半導体関連の研究所Fraunhofer Institute for Reliability and Microintegration IZM(Fraunhofer IZM)と、セキュリティ技術を開発する企業Giesecke+Devrient(G+D)は、SIMカードとeSIMに関するライフサイクルアセスメント(LCA)を実施した。
G+Dによると、LCAで分析した全ての項目において、eSIMはSIMカードよりも環境負荷の低減につながることが明らかになった。特に注目すべきは、CO2(二酸化炭素)排出量を抑制できる点だ。LCAは、SIMカードの代わりにeSIMを使うことで、CO2排出量を46%削減できることを示した。
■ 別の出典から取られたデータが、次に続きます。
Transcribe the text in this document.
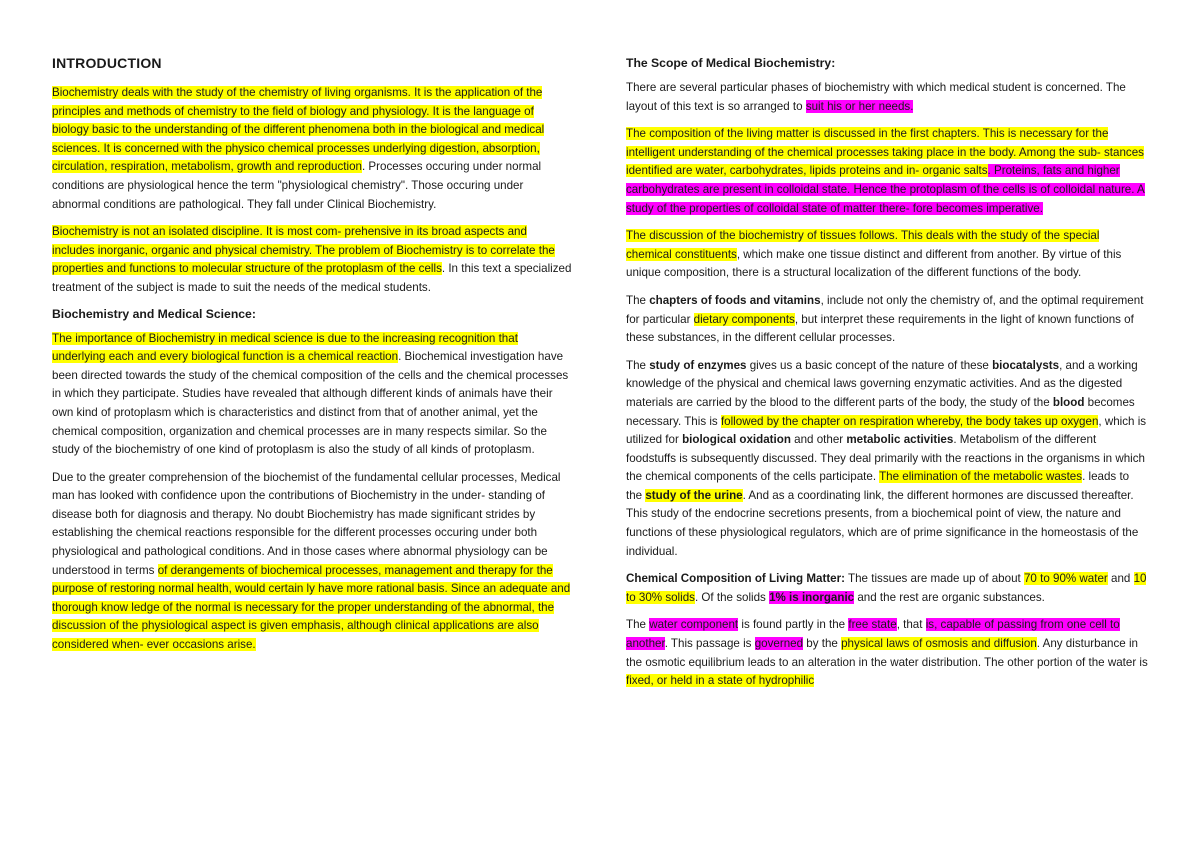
INTRODUCTION

Biochemistry deals with the study of the chemistry of living organisms. It is the application of the principles and methods of chemistry to the field of biology and physiology. It is the language of biology basic to the understanding of the different phenomena both in the biological and medical sciences. It is concerned with the physico chemical processes underlying digestion, absorption, circulation, respiration, metabolism, growth and reproduction. Processes occuring under normal conditions are physiological hence the term "physiological chemistry". Those occuring under abnormal conditions are pathological. They fall under Clinical Biochemistry.

Biochemistry is not an isolated discipline. It is most com- prehensive in its broad aspects and includes inorganic, organic and physical chemistry. The problem of Biochemistry is to correlate the properties and functions to molecular structure of the protoplasm of the cells. In this text a specialized treatment of the subject is made to suit the needs of the medical students.

Biochemistry and Medical Science:

The importance of Biochemistry in medical science is due to the increasing recognition that underlying each and every biological function is a chemical reaction. Biochemical investigation have been directed towards the study of the chemical composition of the cells and the chemical processes in which they participate. Studies have revealed that although different kinds of animals have their own kind of protoplasm which is characteristics and distinct from that of another animal, yet the chemical composition, organization and chemical processes are in many respects similar. So the study of the biochemistry of one kind of protoplasm is also the study of all kinds of protoplasm.

Due to the greater comprehension of the biochemist of the fundamental cellular processes, Medical man has looked with confidence upon the contributions of Biochemistry in the under- standing of disease both for diagnosis and therapy. No doubt Biochemistry has made significant strides by establishing the chemical reactions responsible for the different processes occuring under both physiological and pathological conditions. And in those cases where abnormal physiology can be understood in terms of derangements of biochemical processes, management and therapy for the purpose of restoring normal health, would certain ly have more rational basis. Since an adequate and thorough know ledge of the normal is necessary for the proper understanding of the abnormal, the discussion of the physiological aspect is given emphasis, although clinical applications are also considered when- ever occasions arise.

The Scope of Medical Biochemistry:

There are several particular phases of biochemistry with which medical student is concerned. The layout of this text is so arranged to suit his or her needs.

The composition of the living matter is discussed in the first chapters. This is necessary for the intelligent understanding of the chemical processes taking place in the body. Among the sub- stances identified are water, carbohydrates, lipids proteins and in- organic salts. Proteins, fats and higher carbohydrates are present in colloidal state. Hence the protoplasm of the cells is of colloidal nature. A study of the properties of colloidal state of matter there- fore becomes imperative.

The discussion of the biochemistry of tissues follows. This deals with the study of the special chemical constituents, which make one tissue distinct and different from another. By virtue of this unique composition, there is a structural localization of the different functions of the body.

The chapters of foods and vitamins, include not only the chemistry of, and the optimal requirement for particular dietary components, but interpret these requirements in the light of known functions of these substances, in the different cellular processes.

The study of enzymes gives us a basic concept of the nature of these biocatalysts, and a working knowledge of the physical and chemical laws governing enzymatic activities. And as the digested materials are carried by the blood to the different parts of the body, the study of the blood becomes necessary. This is followed by the chapter on respiration whereby, the body takes up oxygen, which is utilized for biological oxidation and other metabolic activities. Metabolism of the different foodstuffs is subsequently discussed. They deal primarily with the reactions in the organisms in which the chemical components of the cells participate. The elimination of the metabolic wastes. leads to the study of the urine. And as a coordinating link, the different hormones are discussed thereafter. This study of the endocrine secretions presents, from a biochemical point of view, the nature and functions of these physiological regulators, which are of prime significance in the homeostasis of the individual.

Chemical Composition of Living Matter: The tissues are made up of about 70 to 90% water and 10 to 30% solids. Of the solids 1% is inorganic and the rest are organic substances.

The water component is found partly in the free state, that is, capable of passing from one cell to another. This passage is governed by the physical laws of osmosis and diffusion. Any disturbance in the osmotic equilibrium leads to an alteration in the water distribution. The other portion of the water is fixed, or held in a state of hydrophilic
モバイル通信事業者やスマートフォンの利用者は、eSIMに関連する先端技術を利用することで、CO2排出量の大幅な削減に貢献できる可能性がある。「今後のモバイル通信におけるeSIMの重要性が明確になった」。G+D社のコネクティビティーおよびIoT(モノのインターネット)事業部長のヤン・ボック氏はそう評価する。
「ネットゼロ」(温室効果ガスの排出量と、除去量および吸収量が等しい状態)という目標達成を目指した取り組みが各分野で進んでいる。データセンターや製造施設が、利用するエネルギーを再生可能エネルギーに転換していることもその一例だ。
CO2排出量の削減や、CO2排出量を相殺することにつながる製品を顧客に提供することが、スマートフォンベンダーや通信事業者にとっては一段と重要になる。「今回の評価は、SIMカードのエコシステム(協業や協力の体制)を見直すに当たっての出発点だ」とボック氏は語る。
Fraunhofer IZMのリサーチアソシエイトであるデビッド・サンチェス氏は、「LCAの結果は、eSIMが環境に優しい通信手段であることを示した」と語る。サンチェス氏が特に注目するのは、eSIMはスマートフォンをエンドユーザーに提供するために必要となる機器や物流を減らし、CO2排出量を削減できる可能性を秘めていることだ。